Lohri History & Culture
Lohri festival is even famous as the crop festivals. The common conventional time period to produce sugarcane crops is month of January; products of sugarcane like gachak and jaggery are essential to Lohri enjoyment. One more reason that the lohri festival is essential for Sikh folks is as Punjabi people think about the day after Lohri (Maghi) as the economic New Year that holds massive importance to the Sikh group of people.

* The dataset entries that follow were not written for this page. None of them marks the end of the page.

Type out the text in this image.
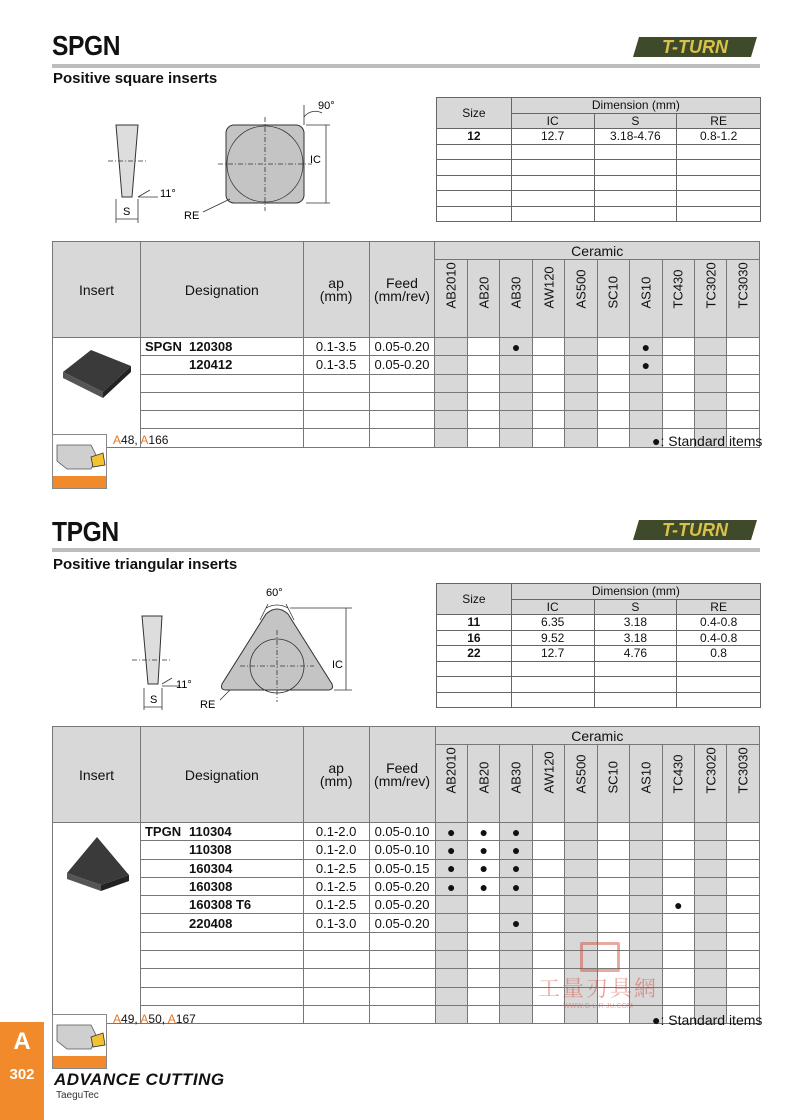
SPGN	T-TURN
Positive square inserts
11°
S
IC
90°
RE
Size	Dimension (mm)		
	IC	S	RE
12	12.7	3.18-4.76	0.8-1.2

Insert	Designation	ap
(mm)	Feed
(mm/rev)	Ceramic									
				AB2010	AB20	AB30	AW120	AS500	SC10	AS10	TC430	TC3020	TC3030
	SPGN 120308	0.1-3.5	0.05-0.20			●				●			
	120412	0.1-3.5	0.05-0.20							●			

A48, A166	●: Standard items
TPGN	T-TURN
Positive triangular inserts
11°
S
60°
IC
RE
Size	Dimension (mm)		
	IC	S	RE
11	6.35	3.18	0.4-0.8
16	9.52	3.18	0.4-0.8
22	12.7	4.76	0.8

Insert	Designation	ap
(mm)	Feed
(mm/rev)	Ceramic									
				AB2010	AB20	AB30	AW120	AS500	SC10	AS10	TC430	TC3020	TC3030
	TPGN 110304	0.1-2.0	0.05-0.10	●	●	●							
	110308	0.1-2.0	0.05-0.10	●	●	●							
	160304	0.1-2.5	0.05-0.15	●	●	●							
	160308	0.1-2.5	0.05-0.20	●	●	●							
	160308 T6	0.1-2.5	0.05-0.20								●		
	220408	0.1-3.0	0.05-0.20			●							

A49, A50, A167	●: Standard items
工量刃具網
WWW.G-L-R-JU.COM
A
302	ADVANCE CUTTING
TaeguTec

According to the rituals, teenaged kids go from one door to another door singing and seeking the Lohri in the type of eatables and money such as sesame seeds, jaggery, sweets or peanuts, rewri and gazzak, etc. The kids even sing a traditional song in eulogize of Dulha Bhatti.
In the time of evening the bonfire ceremony comprises lighting the bonfire later than the sunset opposite house’s yards. Many people gather all around the bonfire as well as circle around the bonfire chucking popcorn and puffed rice into the fire, singing the traditional song “Ishwar aye dilather jaye, dalidar di jad chule ch paaye” that means ‘God come and shortage, illness vanish from our home’. Sikh people even sing famous folk songs. This special ritual is a mode of giving thank to God Sun and looking his continued fortification. On this special occasion boys and girls dance a lot surrounded by the fire.
Lohri festival is enjoyed on the 13th January in the Paush or Magh month, a day earlier than Makar Sankranti. This festival is a time to engage in festivities and have fun. The celebration is all about being with dear ones and giving thanks to god for all the affluence bestowed. Litted bonfires on this occasion and the whole members of family and guests take their turns to roll around the bonfire and throw eatable into the fire with some other sweets. It is chased by Punjabi Bhangra and Gidda (Famous dance types) to the Dhol beats.
One more ritual related with the festival observes young boys and girls moving from one place to another place and demanding for Lohri that is some type of donation either in sweets or cash. There is a long-established dinner with Makki ki Roti with amazing and tasty Sarson ka Saag. After that Prasad is provided that contains six different things like: Gazak (dry sweet dish), Til (Sesame), Moongphali (peanut), Gur (jaggery), popcorn and Phuliya.